Zhipu AI Releases GLM-5 Open-Source Model Trained on Huawei Chips

China's Zhipu AI released GLM-5, a 744-billion-parameter open-source model trained on Huawei Ascend chips, scoring 77.8% on SWE-bench under the MIT license.

Feb 27, 2026 - 16:46
Zhipu AI Releases GLM-5 Open-Source Model Trained on Huawei Chips
Research laboratory equipment with scientific instruments and digital displays in modern facility

China's Zhipu AI Drops 744-Billion-Parameter Open Model Trained on Domestic Chips

Zhipu AI, the Beijing-based artificial intelligence company backed by Tsinghua University, released GLM-5 on Thursday — a 744-billion-parameter mixture-of-experts model with 44 billion active parameters at any given inference pass, a 200,000-token context window, and a score of 77.8 percent on the SWE-bench Verified coding benchmark. The model is available under the MIT open-source license, meaning any developer or company worldwide can download, modify, and deploy it without licensing fees.

The release landed with considerable force in the AI community for two reasons beyond its raw capabilities. First, GLM-5 was trained entirely on Huawei Ascend chips — not NVIDIA H100s or A100s, which the US government has blocked from export to China since 2022. This confirms that China has successfully built competitive frontier AI training infrastructure without access to the world's most advanced semiconductor hardware.

Second, the MIT license means GLM-5 is immediately and freely available to any government, company, or developer anywhere in the world — including US competitors and adversaries — creating exactly the kind of proliferation scenario that US AI policymakers have been warning about for years.

What the Benchmarks Show

GLM-5's 77.8 percent score on SWE-bench Verified — a benchmark that tests AI systems on real-world software engineering tasks drawn from GitHub — edges out Google DeepMind's Gemini 3.1 Pro at 77.1 percent and performs comparably to Anthropic's Claude Opus 4.6 and OpenAI's GPT-5.3 Codex in code generation tasks. Performance on general language reasoning benchmarks like MMLU places it in the top tier of currently available models.

The mixture-of-experts architecture — where only a fraction of the model's parameters are activated for any given input — makes GLM-5 significantly more efficient to run than a dense model of comparable parameter count.
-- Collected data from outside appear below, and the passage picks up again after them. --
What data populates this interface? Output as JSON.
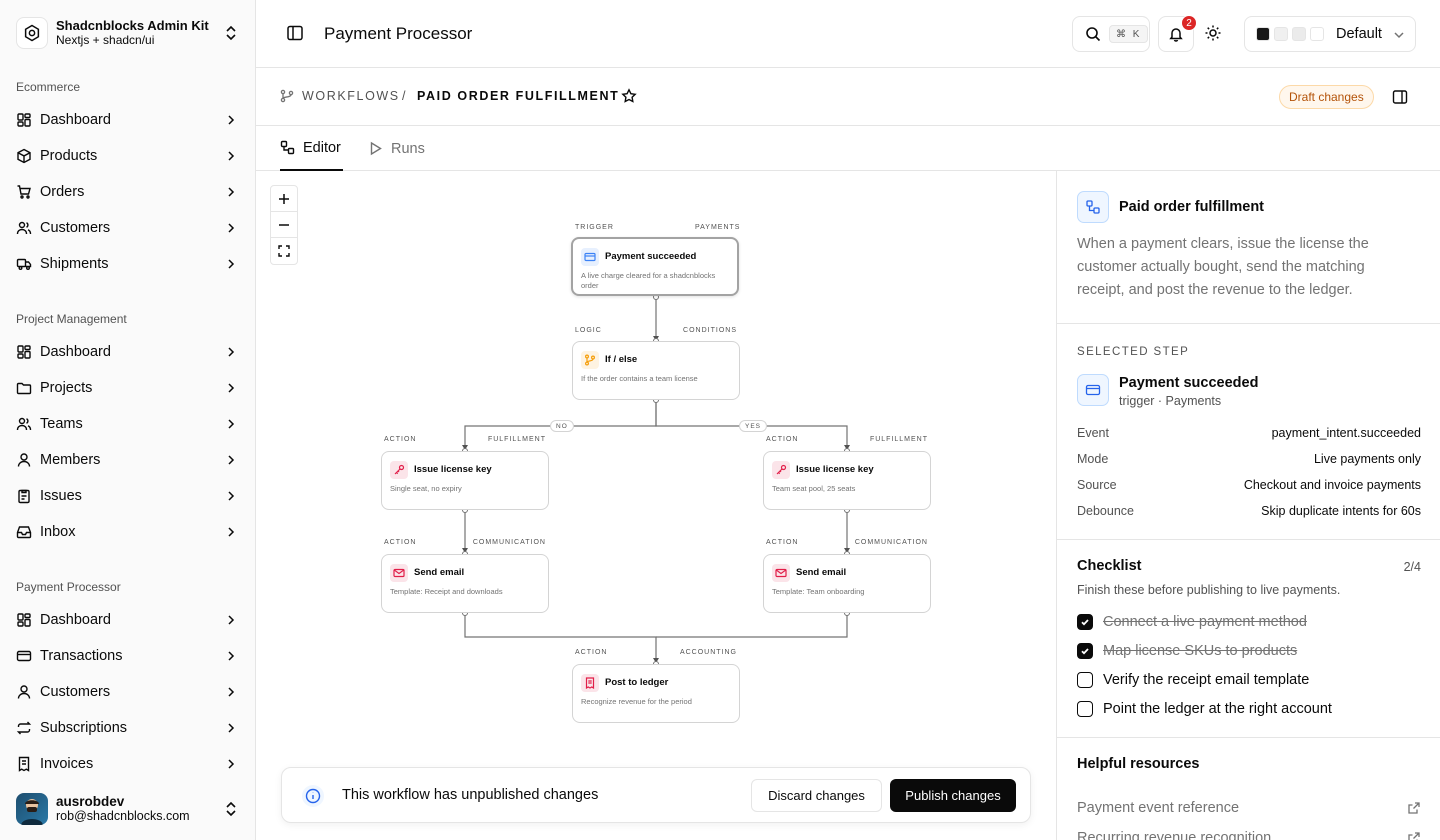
{
  "brand": {
    "title": "Shadcnblocks Admin Kit",
    "subtitle": "Nextjs + shadcn/ui"
  },
  "sidebar": {
    "groups": [
      {
        "label": "Ecommerce",
        "items": [
          {
            "label": "Dashboard",
            "icon": "dashboard-icon"
          },
          {
            "label": "Products",
            "icon": "package-icon"
          },
          {
            "label": "Orders",
            "icon": "cart-icon"
          },
          {
            "label": "Customers",
            "icon": "users-icon"
          },
          {
            "label": "Shipments",
            "icon": "truck-icon"
          }
        ]
      },
      {
        "label": "Project Management",
        "items": [
          {
            "label": "Dashboard",
            "icon": "dashboard-icon"
          },
          {
            "label": "Projects",
            "icon": "folder-icon"
          },
          {
            "label": "Teams",
            "icon": "users-icon"
          },
          {
            "label": "Members",
            "icon": "user-icon"
          },
          {
            "label": "Issues",
            "icon": "clipboard-icon"
          },
          {
            "label": "Inbox",
            "icon": "inbox-icon"
          }
        ]
      },
      {
        "label": "Payment Processor",
        "items": [
          {
            "label": "Dashboard",
            "icon": "dashboard-icon"
          },
          {
            "label": "Transactions",
            "icon": "credit-card-icon"
          },
          {
            "label": "Customers",
            "icon": "user-icon"
          },
          {
            "label": "Subscriptions",
            "icon": "repeat-icon"
          },
          {
            "label": "Invoices",
            "icon": "receipt-icon"
          }
        ]
      }
    ]
  },
  "user": {
    "name": "ausrobdev",
    "email": "rob@shadcnblocks.com"
  },
  "header": {
    "title": "Payment Processor",
    "search_kbd": "⌘ K",
    "notification_count": "2",
    "theme_label": "Default",
    "theme_swatches": [
      "#171717",
      "#f0f0f0",
      "#ebebeb",
      "#ffffff"
    ]
  },
  "breadcrumb": {
    "root": "WORKFLOWS",
    "separator": "/",
    "current": "PAID ORDER FULFILLMENT",
    "status": "Draft changes"
  },
  "tabs": [
    {
      "label": "Editor",
      "active": true
    },
    {
      "label": "Runs",
      "active": false
    }
  ],
  "workflow": {
    "nodes": [
      {
        "id": "trigger",
        "category": "TRIGGER",
        "tag": "PAYMENTS",
        "title": "Payment succeeded",
        "desc": "A live charge cleared for a shadcnblocks order",
        "icon": "credit-card-icon",
        "color": "#3b82f6",
        "selected": true
      },
      {
        "id": "ifelse",
        "category": "LOGIC",
        "tag": "CONDITIONS",
        "title": "If / else",
        "desc": "If the order contains a team license",
        "icon": "git-branch-icon",
        "color": "#f59e0b",
        "selected": false
      },
      {
        "id": "key-no",
        "category": "ACTION",
        "tag": "FULFILLMENT",
        "title": "Issue license key",
        "desc": "Single seat, no expiry",
        "icon": "key-icon",
        "color": "#e11d48",
        "selected": false
      },
      {
        "id": "key-yes",
        "category": "ACTION",
        "tag": "FULFILLMENT",
        "title": "Issue license key",
        "desc": "Team seat pool, 25 seats",
        "icon": "key-icon",
        "color": "#e11d48",
        "selected": false
      },
      {
        "id": "email-no",
        "category": "ACTION",
        "tag": "COMMUNICATION",
        "title": "Send email",
        "desc": "Template: Receipt and downloads",
        "icon": "mail-icon",
        "color": "#e11d48",
        "selected": false
      },
      {
        "id": "email-yes",
        "category": "ACTION",
        "tag": "COMMUNICATION",
        "title": "Send email",
        "desc": "Template: Team onboarding",
        "icon": "mail-icon",
        "color": "#e11d48",
        "selected": false
      },
      {
        "id": "ledger",
        "category": "ACTION",
        "tag": "ACCOUNTING",
        "title": "Post to ledger",
        "desc": "Recognize revenue for the period",
        "icon": "receipt-icon",
        "color": "#e11d48",
        "selected": false
      }
    ],
    "branch_labels": {
      "no": "NO",
      "yes": "YES"
    }
  },
  "banner": {
    "text": "This workflow has unpublished changes",
    "discard": "Discard changes",
    "publish": "Publish changes"
  },
  "panel": {
    "title": "Paid order fulfillment",
    "description": "When a payment clears, issue the license the customer actually bought, send the matching receipt, and post the revenue to the ledger.",
    "selected_label": "SELECTED STEP",
    "selected_title": "Payment succeeded",
    "selected_sub": "trigger · Payments",
    "props": [
      {
        "key": "Event",
        "value": "payment_intent.succeeded"
      },
      {
        "key": "Mode",
        "value": "Live payments only"
      },
      {
        "key": "Source",
        "value": "Checkout and invoice payments"
      },
      {
        "key": "Debounce",
        "value": "Skip duplicate intents for 60s"
      }
    ],
    "checklist": {
      "title": "Checklist",
      "count": "2/4",
      "subtitle": "Finish these before publishing to live payments.",
      "items": [
        {
          "label": "Connect a live payment method",
          "done": true
        },
        {
          "label": "Map license SKUs to products",
          "done": true
        },
        {
          "label": "Verify the receipt email template",
          "done": false
        },
        {
          "label": "Point the ledger at the right account",
          "done": false
        }
      ]
    },
    "resources": {
      "title": "Helpful resources",
      "links": [
        "Payment event reference",
        "Recurring revenue recognition"
      ]
    }
  }
}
This means the effective inference cost is much lower, making enterprise deployment financially viable even for organizations without access to large compute clusters.

According to Dr. Percy Liang, Director of the Center for Research on Foundation Models at Stanford University, "GLM-5 confirms that the export control strategy for slowing Chinese AI development has, at best, bought time. China now has the training infrastructure and the talent to compete at the frontier with or without US hardware."
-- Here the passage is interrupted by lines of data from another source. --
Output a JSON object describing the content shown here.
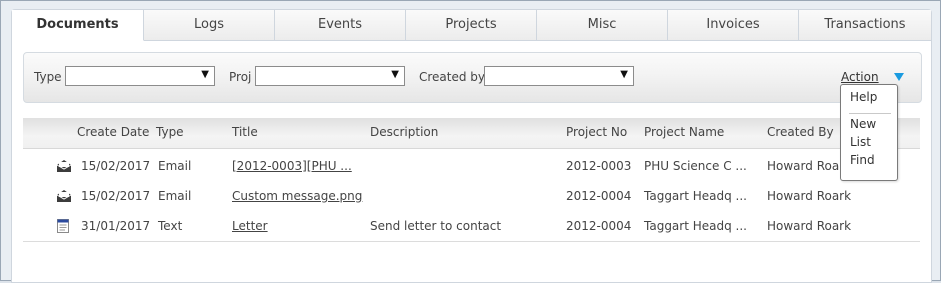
{
  "tabs": [
    "Documents",
    "Logs",
    "Events",
    "Projects",
    "Misc",
    "Invoices",
    "Transactions"
  ],
  "filters": {
    "type_label": "Type",
    "proj_label": "Proj",
    "created_by_label": "Created by",
    "type_value": "",
    "proj_value": "",
    "created_by_value": ""
  },
  "action": {
    "label": "Action",
    "menu": [
      "Help",
      "New",
      "List",
      "Find"
    ]
  },
  "table": {
    "columns": [
      "Create Date",
      "Type",
      "Title",
      "Description",
      "Project No",
      "Project Name",
      "Created By"
    ],
    "rows": [
      {
        "icon": "email-icon",
        "date": "15/02/2017",
        "type": "Email",
        "title": "[2012-0003][PHU ...",
        "description": "",
        "project_no": "2012-0003",
        "project_name": "PHU Science C ...",
        "created_by": "Howard Roark"
      },
      {
        "icon": "email-icon",
        "date": "15/02/2017",
        "type": "Email",
        "title": "Custom message.png",
        "description": "",
        "project_no": "2012-0004",
        "project_name": "Taggart Headq ...",
        "created_by": "Howard Roark"
      },
      {
        "icon": "text-document-icon",
        "date": "31/01/2017",
        "type": "Text",
        "title": "Letter",
        "description": "Send letter to contact",
        "project_no": "2012-0004",
        "project_name": "Taggart Headq ...",
        "created_by": "Howard Roark"
      }
    ]
  },
  "colors": {
    "accent_arrow": "#1a9be0"
  }
}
Policy Implications in Washington

The GLM-5 release arrived in the same week that the Trump administration's Commerce Department was reviewing a new set of proposed restrictions on advanced AI model exports — a regulatory framework that would require licenses for US companies to share frontier model weights with foreign entities.

GLM-5 immediately complicated that framework. A Chinese lab has now released a frontier-quality model openly and freely, meaning any US export restriction on model weights would primarily disadvantage American open-source developers while doing little to restrict access to capable AI globally.
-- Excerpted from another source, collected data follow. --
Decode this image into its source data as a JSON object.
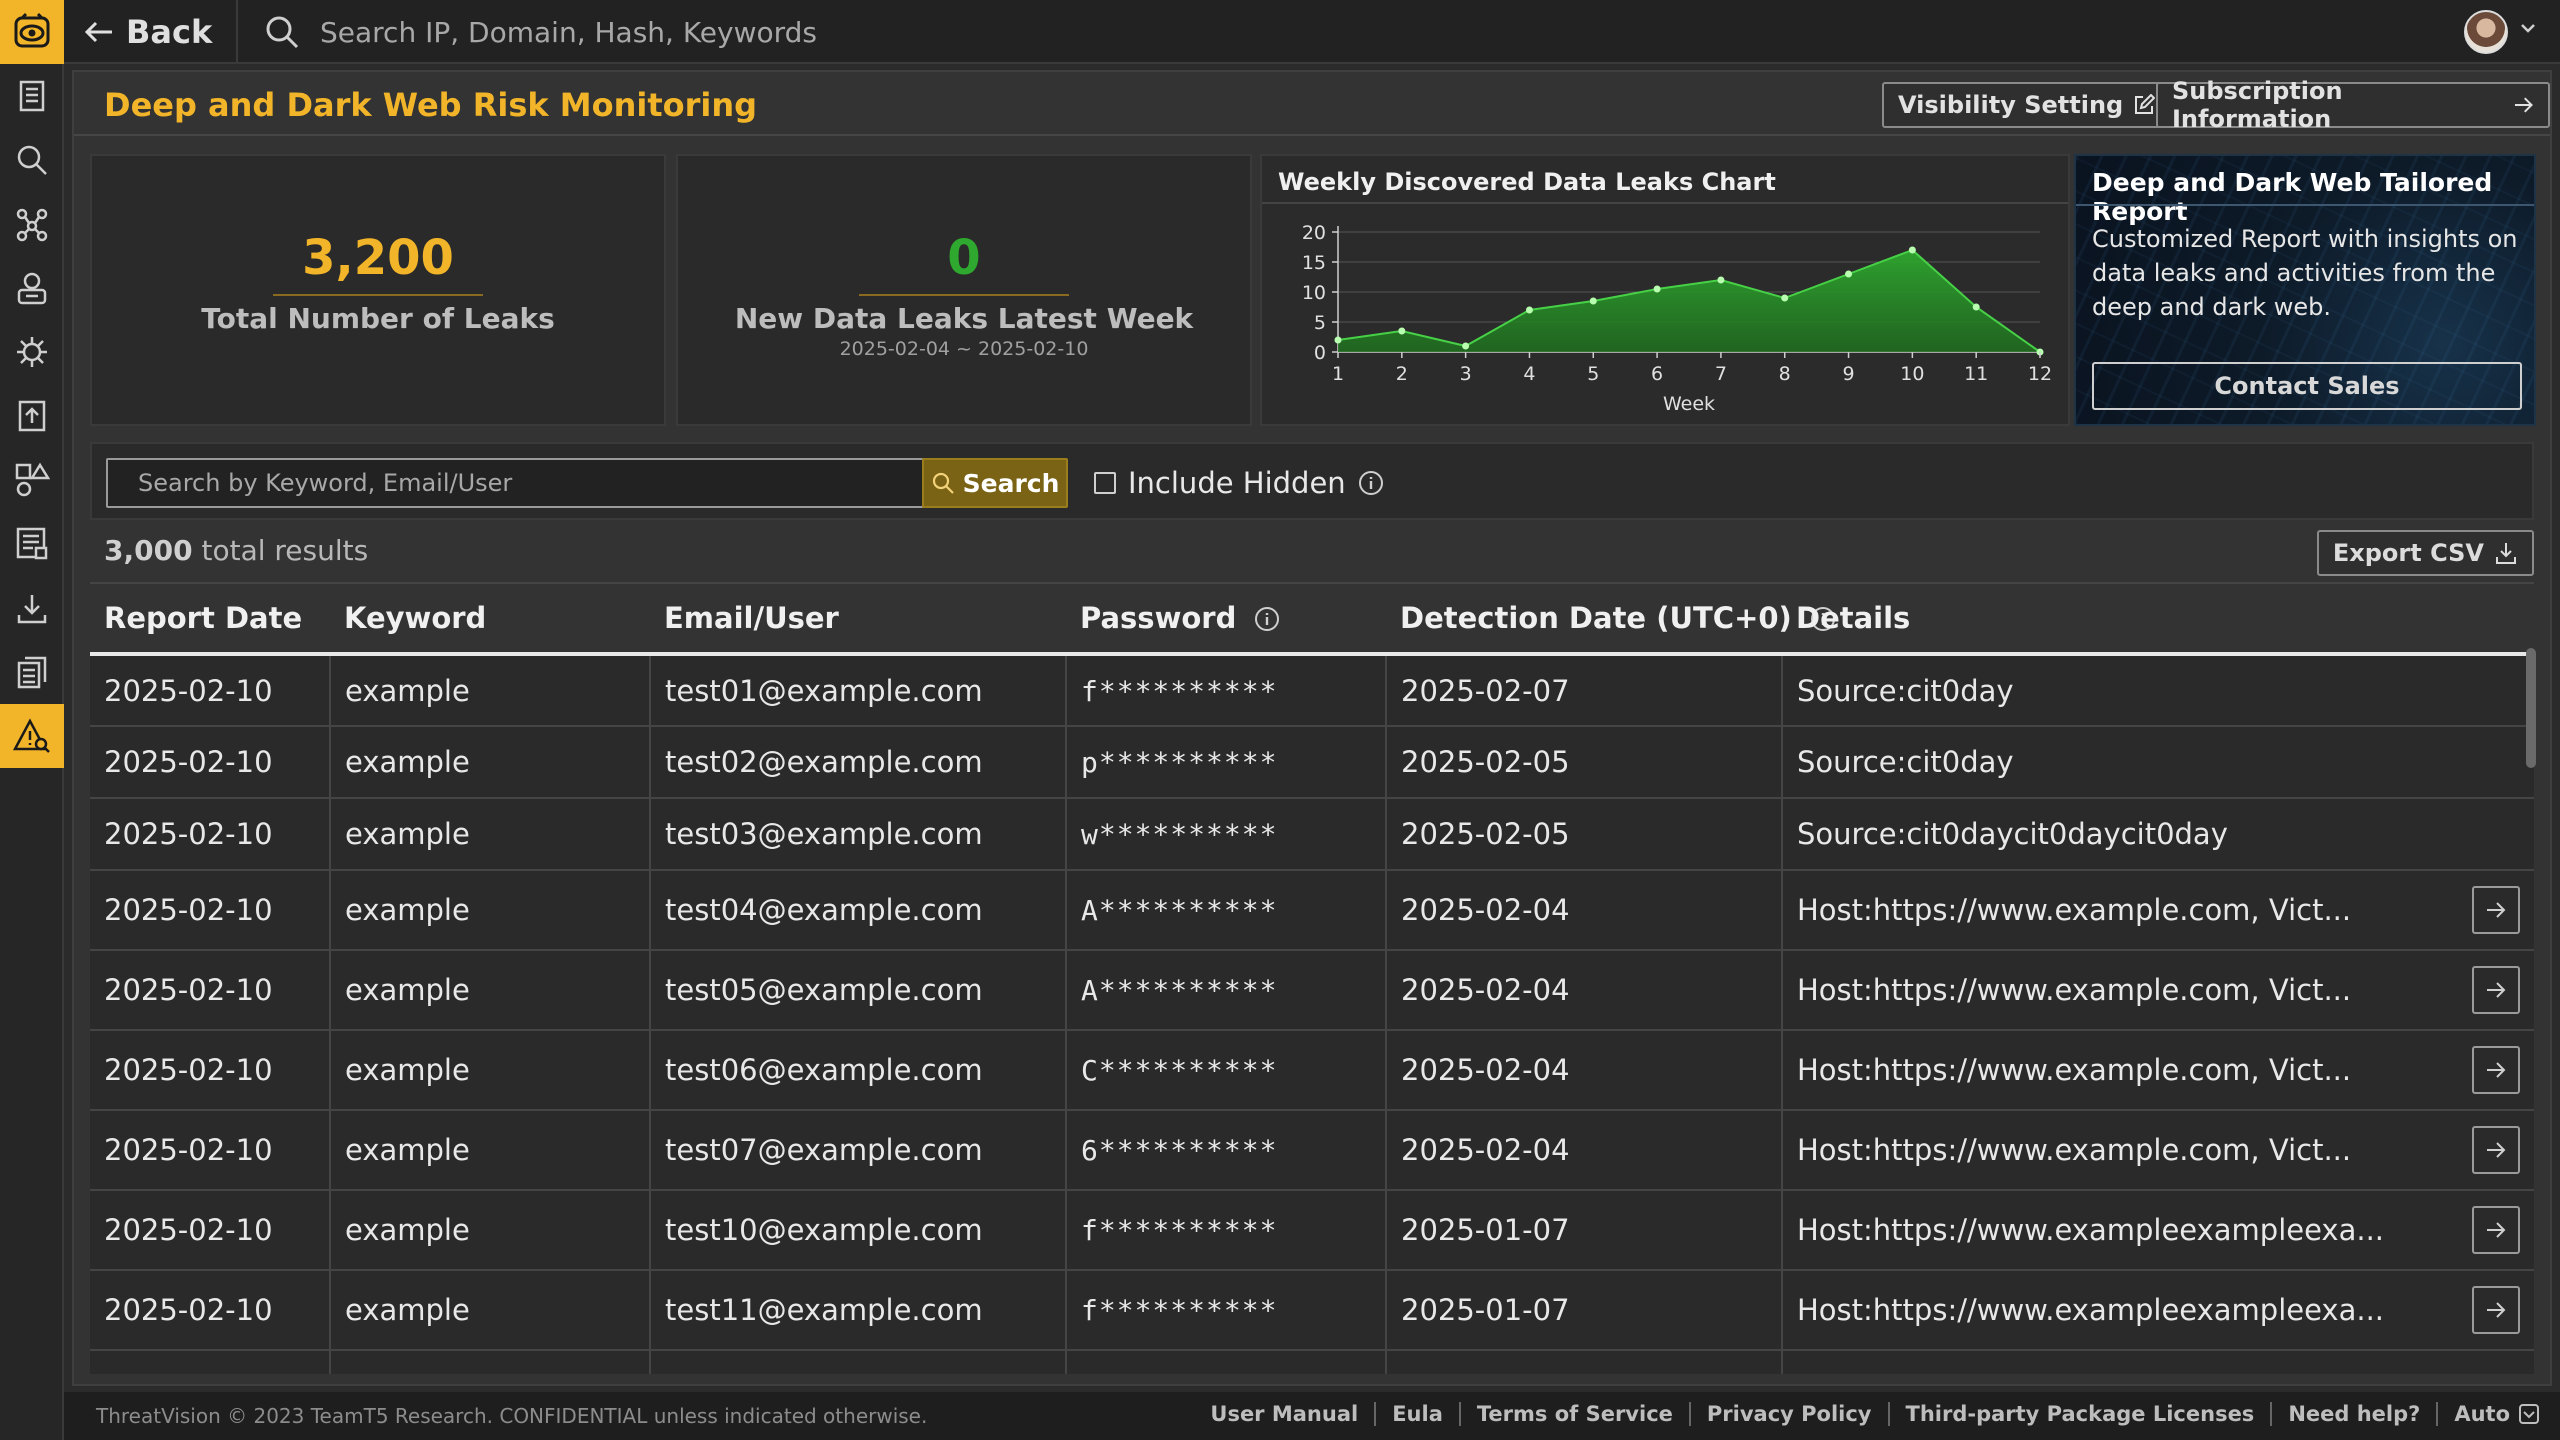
{
  "topbar": {
    "back_label": "Back",
    "search_placeholder": "Search IP, Domain, Hash, Keywords"
  },
  "page": {
    "title": "Deep and Dark Web Risk Monitoring",
    "visibility_setting": "Visibility Setting",
    "subscription_information": "Subscription Information"
  },
  "stats": {
    "total_leaks": {
      "value": "3,200",
      "label": "Total Number of Leaks"
    },
    "new_leaks": {
      "value": "0",
      "label": "New Data Leaks Latest Week",
      "range": "2025-02-04 ~ 2025-02-10"
    }
  },
  "chart_data": {
    "type": "area",
    "title": "Weekly Discovered Data Leaks Chart",
    "xlabel": "Week",
    "ylabel": "",
    "x": [
      1,
      2,
      3,
      4,
      5,
      6,
      7,
      8,
      9,
      10,
      11,
      12
    ],
    "values": [
      2,
      3.5,
      1,
      7,
      8.5,
      10.5,
      12,
      9,
      13,
      17,
      7.5,
      0
    ],
    "ylim": [
      0,
      20
    ],
    "yticks": [
      0,
      5,
      10,
      15,
      20
    ],
    "grid": true,
    "color": "#2ea82e"
  },
  "report": {
    "title": "Deep and Dark Web Tailored Report",
    "description": "Customized Report with insights on data leaks and activities from the deep and dark web.",
    "contact_label": "Contact Sales"
  },
  "filters": {
    "keyword_placeholder": "Search by Keyword, Email/User",
    "search_label": "Search",
    "include_hidden_label": "Include Hidden"
  },
  "results": {
    "count": "3,000",
    "suffix": " total results",
    "export_label": "Export CSV"
  },
  "table": {
    "headers": {
      "report_date": "Report Date",
      "keyword": "Keyword",
      "email": "Email/User",
      "password": "Password",
      "detection": "Detection Date (UTC+0)",
      "details": "Details"
    },
    "rows": [
      {
        "report_date": "2025-02-10",
        "keyword": "example",
        "email": "test01@example.com",
        "password": "f**********",
        "detection": "2025-02-07",
        "details": "Source:cit0day",
        "link": false
      },
      {
        "report_date": "2025-02-10",
        "keyword": "example",
        "email": "test02@example.com",
        "password": "p**********",
        "detection": "2025-02-05",
        "details": "Source:cit0day",
        "link": false
      },
      {
        "report_date": "2025-02-10",
        "keyword": "example",
        "email": "test03@example.com",
        "password": "w**********",
        "detection": "2025-02-05",
        "details": "Source:cit0daycit0daycit0day",
        "link": false
      },
      {
        "report_date": "2025-02-10",
        "keyword": "example",
        "email": "test04@example.com",
        "password": "A**********",
        "detection": "2025-02-04",
        "details": "Host:https://www.example.com, Vict...",
        "link": true
      },
      {
        "report_date": "2025-02-10",
        "keyword": "example",
        "email": "test05@example.com",
        "password": "A**********",
        "detection": "2025-02-04",
        "details": "Host:https://www.example.com, Vict...",
        "link": true
      },
      {
        "report_date": "2025-02-10",
        "keyword": "example",
        "email": "test06@example.com",
        "password": "C**********",
        "detection": "2025-02-04",
        "details": "Host:https://www.example.com, Vict...",
        "link": true
      },
      {
        "report_date": "2025-02-10",
        "keyword": "example",
        "email": "test07@example.com",
        "password": "6**********",
        "detection": "2025-02-04",
        "details": "Host:https://www.example.com, Vict...",
        "link": true
      },
      {
        "report_date": "2025-02-10",
        "keyword": "example",
        "email": "test10@example.com",
        "password": "f**********",
        "detection": "2025-01-07",
        "details": "Host:https://www.exampleexampleexa...",
        "link": true
      },
      {
        "report_date": "2025-02-10",
        "keyword": "example",
        "email": "test11@example.com",
        "password": "f**********",
        "detection": "2025-01-07",
        "details": "Host:https://www.exampleexampleexa...",
        "link": true
      }
    ]
  },
  "footer": {
    "copyright": "ThreatVision © 2023 TeamT5 Research. CONFIDENTIAL unless indicated otherwise.",
    "links": [
      "User Manual",
      "Eula",
      "Terms of Service",
      "Privacy Policy",
      "Third-party Package Licenses",
      "Need help?"
    ],
    "auto_label": "Auto"
  },
  "sidebar": {
    "items": [
      "report-icon",
      "search-icon",
      "graph-icon",
      "actor-icon",
      "malware-icon",
      "upload-icon",
      "shapes-icon",
      "checklist-icon",
      "download-icon",
      "documents-icon",
      "warning-search-icon"
    ]
  },
  "colors": {
    "accent": "#f2b529",
    "success": "#2ea82e"
  }
}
Senate Intelligence Committee Chairman Tom Cotton called the release "a direct challenge to American technological leadership" and demanded an emergency briefing from the National Security Council. The administration's AI policy team faces the uncomfortable question of whether tighter restrictions or faster domestic open-source development better serves American interests in a world where GLM-5 exists and is free to download.